DOS TENTOS TRANÇADOS DE UMA SAUDADE

Carlos Eugênio C. Silva

 

A porta do galpão largo

emoldurava o momento

que figurava ali.

Um olhar no horizonte

por entre campo e gado,

permita que o passado

trouxesse o tempo em reponte.

 

A mão trêmula sovava, o fumo,

e, os dias, por certo,

sovavam a vida na face enrugada

de tantos invernos.

Fechou um palheiro palmeou o isqueiro

ainda de guampa; e

a pequena chama penumbreou a vida

que estava lobuna de tanta saudade.

Deu uma pitada, olhou para o chão,

e respirando fundo sem se conformar,

ergueu a  cabeça para então sentenciar:

A vida mudou.

 

É claro, cada um tem seu tempo,

mas o cenário se pintava tão sério

e as feições no semblante

miravam tão longe que;

até me enxerguei num certo passado

que nunca vivi.

 

Ouvi as carretas, rangindo, chorando,

tropel de cavalos, gritos de saudade,

e o sacrifício que deixava marcas

naquelas faces tranqüilas e calmas,

com olhares profundos e bigodes de respeito,

 

O dia acordava cedo naquelas épocas

e o fogão de lenha aquecia-o, inverno e verão,

na cambona alça de arame,

a água quente taleriava, e sobre a chapa estalava

a casca de algum pinhão.

Era uma hora sagrada, onde a alma era regada

com a seiva do chimarrão.

 

Nunca vi tanta riqueza, prenhe na simplicidade

daquele certo passado que até então não vivi.

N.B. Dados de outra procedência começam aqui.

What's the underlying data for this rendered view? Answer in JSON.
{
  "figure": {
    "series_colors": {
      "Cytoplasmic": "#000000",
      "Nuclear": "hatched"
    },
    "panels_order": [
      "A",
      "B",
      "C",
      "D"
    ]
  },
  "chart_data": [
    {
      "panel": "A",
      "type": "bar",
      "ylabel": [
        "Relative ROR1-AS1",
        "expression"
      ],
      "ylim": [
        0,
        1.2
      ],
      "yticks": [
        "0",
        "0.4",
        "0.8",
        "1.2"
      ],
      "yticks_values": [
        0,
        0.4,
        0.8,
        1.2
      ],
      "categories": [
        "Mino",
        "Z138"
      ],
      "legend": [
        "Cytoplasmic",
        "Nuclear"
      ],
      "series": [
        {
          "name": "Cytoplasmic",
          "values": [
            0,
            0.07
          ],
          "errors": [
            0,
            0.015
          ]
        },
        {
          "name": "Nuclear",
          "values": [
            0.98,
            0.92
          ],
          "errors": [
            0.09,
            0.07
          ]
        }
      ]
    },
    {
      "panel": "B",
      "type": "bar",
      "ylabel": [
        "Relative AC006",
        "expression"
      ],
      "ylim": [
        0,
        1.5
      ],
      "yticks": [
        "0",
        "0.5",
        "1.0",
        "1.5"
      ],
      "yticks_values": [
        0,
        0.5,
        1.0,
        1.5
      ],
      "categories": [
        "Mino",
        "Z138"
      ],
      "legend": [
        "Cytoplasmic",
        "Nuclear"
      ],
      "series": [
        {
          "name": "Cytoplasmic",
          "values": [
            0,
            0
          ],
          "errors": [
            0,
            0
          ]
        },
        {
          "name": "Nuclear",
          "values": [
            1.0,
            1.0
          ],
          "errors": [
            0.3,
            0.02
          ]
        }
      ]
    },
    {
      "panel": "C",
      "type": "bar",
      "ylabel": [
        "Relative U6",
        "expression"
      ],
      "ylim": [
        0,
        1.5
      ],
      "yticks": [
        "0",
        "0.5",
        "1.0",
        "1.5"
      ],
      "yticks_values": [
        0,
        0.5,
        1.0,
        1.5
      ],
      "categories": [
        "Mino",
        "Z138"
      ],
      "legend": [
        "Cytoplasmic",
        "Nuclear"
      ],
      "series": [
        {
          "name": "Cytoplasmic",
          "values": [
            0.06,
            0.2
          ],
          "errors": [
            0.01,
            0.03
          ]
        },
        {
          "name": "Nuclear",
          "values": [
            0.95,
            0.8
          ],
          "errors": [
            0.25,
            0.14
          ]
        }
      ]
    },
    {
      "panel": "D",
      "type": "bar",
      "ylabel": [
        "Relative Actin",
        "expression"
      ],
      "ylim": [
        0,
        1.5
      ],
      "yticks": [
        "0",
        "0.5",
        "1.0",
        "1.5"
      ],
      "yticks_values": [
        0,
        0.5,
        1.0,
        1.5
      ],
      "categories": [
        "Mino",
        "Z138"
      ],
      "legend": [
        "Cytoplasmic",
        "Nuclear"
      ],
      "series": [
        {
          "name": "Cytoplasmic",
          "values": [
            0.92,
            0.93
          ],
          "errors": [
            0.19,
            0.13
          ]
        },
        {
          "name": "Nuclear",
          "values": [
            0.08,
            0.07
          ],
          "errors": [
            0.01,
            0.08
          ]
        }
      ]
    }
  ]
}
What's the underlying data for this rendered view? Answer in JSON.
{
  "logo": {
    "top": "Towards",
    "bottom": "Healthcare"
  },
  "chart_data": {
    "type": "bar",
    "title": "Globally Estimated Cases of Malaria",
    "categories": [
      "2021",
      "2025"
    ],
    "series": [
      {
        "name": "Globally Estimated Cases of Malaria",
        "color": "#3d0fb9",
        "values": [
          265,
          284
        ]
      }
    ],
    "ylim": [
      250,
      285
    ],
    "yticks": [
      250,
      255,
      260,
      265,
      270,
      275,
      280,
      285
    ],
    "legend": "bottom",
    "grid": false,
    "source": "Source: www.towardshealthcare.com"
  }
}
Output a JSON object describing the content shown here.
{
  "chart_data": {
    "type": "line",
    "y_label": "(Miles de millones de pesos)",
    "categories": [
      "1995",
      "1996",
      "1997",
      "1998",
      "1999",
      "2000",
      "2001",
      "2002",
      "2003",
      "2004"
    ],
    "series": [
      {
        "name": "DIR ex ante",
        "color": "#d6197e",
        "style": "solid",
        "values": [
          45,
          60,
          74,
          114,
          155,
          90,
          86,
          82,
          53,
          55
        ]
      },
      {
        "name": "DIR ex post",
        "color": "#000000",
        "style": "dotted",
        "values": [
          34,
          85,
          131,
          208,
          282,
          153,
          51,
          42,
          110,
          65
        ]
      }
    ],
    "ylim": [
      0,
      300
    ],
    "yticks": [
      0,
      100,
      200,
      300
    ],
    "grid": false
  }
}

Mas de maneira tosca, banco de cepo revestido de pelego,

caneca faltando a asa e um rádio caixa

de abelha que mal dava pra escutar,

um poncho estendendo o catre e um terço feito de tento,

porque fé é um sentimento pra vida se governar.

 

Quanta riqueza emprenhada

naquela simplicidade,

naquele cesto passado

que até então não vivi.

Uma cuia de porongo recostada na parede

era qual um coração, pronto a emanar guarida.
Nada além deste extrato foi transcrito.